フィットシャトルのパワーユニットは1.5リットルのガソリンエンジンと1.3リットルエンジン+電気モーターのハイブリッドの2種類がある。圧倒的に良く売れているのはハイブリッドで、時代性を反映した売れ行きだ。価格はやや高めだが、燃費や税制を考慮に入れると実質的な価格差は小さなものになるから、ハイブリッドが売れるのは当然である。

走行中は基本的にエンジンが回っているのがホンダのIMA方式ハイブリッドの特徴で、必要に応じて電気モーターがアシストする。停車中はエンジンが停止するのでしんとした静かな室内になる。この静かさや快適性、フィットハイブリッドと同じ30km/リットルを達成した燃費の良さなどが特徴だ。

フィットシャトルでは、EV走行が可能な領域を広げられた。といっても発進時にモーターだけで発進したり、ドライバーの意志で自由にEV走行モードに入れられるわけではないのだが、走行中にうまくアクセルを緩めると比較的簡単にEV走行に入る。

1.5リットルのガソリン車は、ハイブリッドに比べて走りに余裕というか力強さが感じられるほか、電池を搭載しない分だけラゲッジスペースの床下に大きな空間が確保される。しかもダブルヒンジ構造のリバーシブルフロアボードという優れモノの仕様によって多彩な使い勝手を実現できるのが良い。 ハイブリッドの販売比率が高いのは理解できるが、1.5リットル車も案外捨てたものではないことを指摘しておきたい。

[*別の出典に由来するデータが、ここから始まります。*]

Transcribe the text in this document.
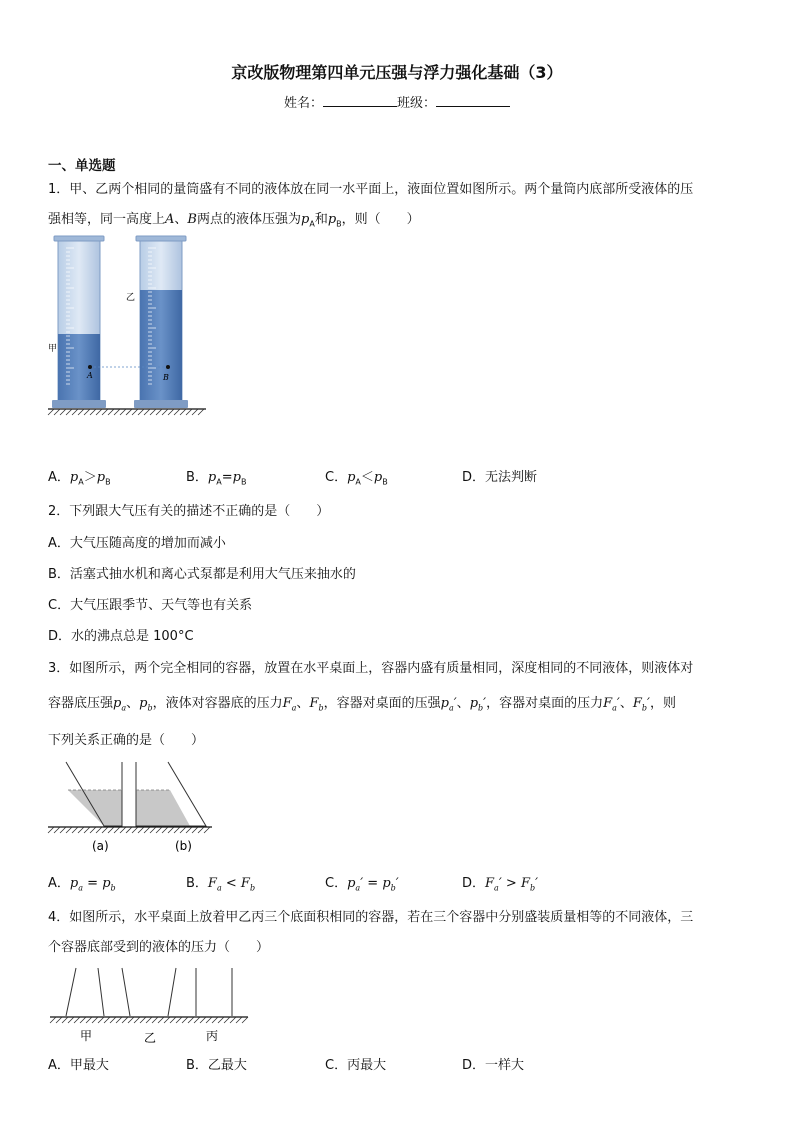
京改版物理第四单元压强与浮力强化基础（3）
姓名：	班级：
一、单选题
1．甲、乙两个相同的量筒盛有不同的液体放在同一水平面上，液面位置如图所示。两个量筒内底部所受液体的压
强相等，同一高度上A、B两点的液体压强为$p_A$和$p_B$，则（　　）
A	B
甲
乙
A．$p_A>p_B$	B．$p_A=p_B$	C．$p_A<p_B$	D．无法判断
2．下列跟大气压有关的描述不正确的是（　　）
A．大气压随高度的增加而减小
B．活塞式抽水机和离心式泵都是利用大气压来抽水的
C．大气压跟季节、天气等也有关系
D．水的沸点总是 100°C
3．如图所示，两个完全相同的容器，放置在水平桌面上，容器内盛有质量相同，深度相同的不同液体，则液体对
容器底压强$p_a$、$p_b$，液体对容器底的压力$F_a$、$F_b$，容器对桌面的压强$p_a'$、$p_b'$，容器对桌面的压力$F_a'$、$F_b'$，则
下列关系正确的是（　　）
(a)	(b)
A．$p_a = p_b$	B．$F_a < F_b$	C．$p_a' = p_b'$	D．$F_a' > F_b'$
4．如图所示，水平桌面上放着甲乙丙三个底面积相同的容器，若在三个容器中分别盛装质量相等的不同液体，三
个容器底部受到的液体的压力（　　）
甲	乙	丙
A．甲最大	B．乙最大	C．丙最大	D．一样大
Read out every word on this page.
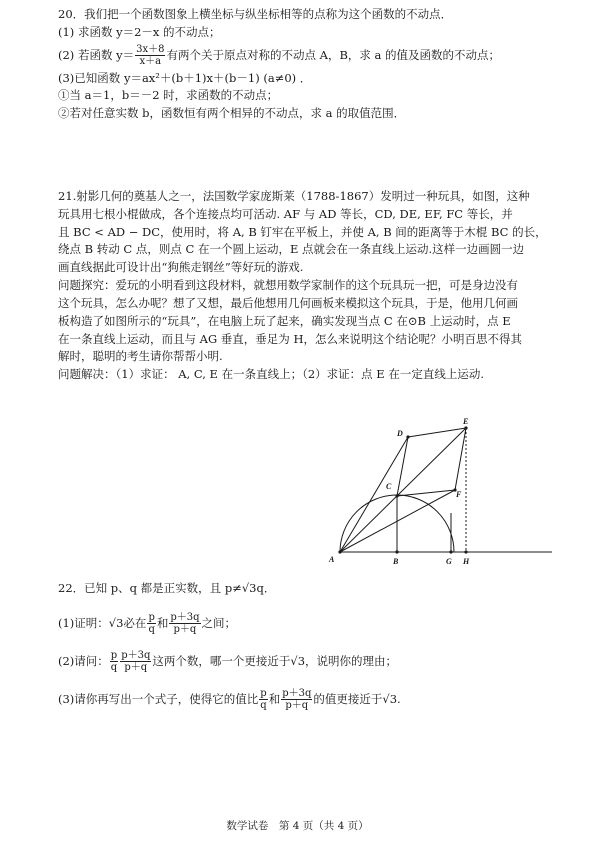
20．我们把一个函数图象上横坐标与纵坐标相等的点称为这个函数的不动点．
(1) 求函数 y＝2－x 的不动点；
(2) 若函数 $y= \frac{3x+8}{x+a}$ 有两个关于原点对称的不动点 A，B，求 a 的值及函数的不动点；
(3)已知函数 y＝ax²＋(b＋1)x＋(b－1) (a≠0) ．
①当 a＝1，b＝－2 时，求函数的不动点；
②若对任意实数 b，函数恒有两个相异的不动点，求 a 的取值范围．
21.射影几何的奠基人之一，法国数学家庞斯莱（1788-1867）发明过一种玩具，如图，这种
玩具用七根小棍做成，各个连接点均可活动. AF 与 AD 等长，CD, DE, EF, FC 等长，并
且 BC < AD − DC，使用时，将 A, B 钉牢在平板上，并使 A, B 间的距离等于木棍 BC 的长，
绕点 B 转动 C 点，则点 C 在一个圆上运动，E 点就会在一条直线上运动.这样一边画圆一边
画直线据此可设计出“狗熊走钢丝”等好玩的游戏.
问题探究：爱玩的小明看到这段材料，就想用数学家制作的这个玩具玩一把，可是身边没有
这个玩具，怎么办呢？想了又想，最后他想用几何画板来模拟这个玩具，于是，他用几何画
板构造了如图所示的“玩具”，在电脑上玩了起来，确实发现当点 C 在⊙B 上运动时，点 E
在一条直线上运动，而且与 AG 垂直，垂足为 H，怎么来说明这个结论呢？小明百思不得其
解时，聪明的考生请你帮帮小明.
问题解决：（1）求证： A, C, E 在一条直线上；（2）求证：点 E 在一定直线上运动.
A	B
C
D
E
F
G H
22．已知 p、q 都是正实数，且 p≠√3q．
(1)证明：√3必在 $\frac{p}{q}$ 和 $\frac{p+3q}{p+q}$ 之间；
(2)请问： $\frac{p}{q} \frac{p+3q}{p+q}$ 这两个数，哪一个更接近于√3，说明你的理由；
(3)请你再写出一个式子，使得它的值比 $\frac{p}{q}$ 和 $\frac{p+3q}{p+q}$ 的值更接近于√3.
数学试卷　第 4 页（共 4 页）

ホンダのインターナビは、今回のフィットシャトルから、全車(「15C」と「HYBRID-C」ではインターナビを選択できない)にリンクアップフリーが適用されるようになった。常時接続の通信機器が装備され、その接続料が無料となる。最新の渋滞情報がリアルタイムで手に入るなど利便性が高い。オプションで装着する場合には30万円近い価格になるので判断が難しいが、予算の手当てが可能なら、オプション装着も含めてナビ付きを選ぶのが正解だ。

■5つ星評価
パッケージング:★★★★★
インテリア/居住性:★★★
パワーソース:★★★★
フットワーク:★★★★
オススメ度:★★★★

松下宏|自動車評論家
1951年群馬県前橋市生まれ。自動車業界誌記者、クルマ雑誌編集者を経てフリーランサーに。税金、保険、諸費用など、クルマとお金に関係する経済的な話に強いことで知られる。ほぼ毎日、ネット上に日記を執筆中。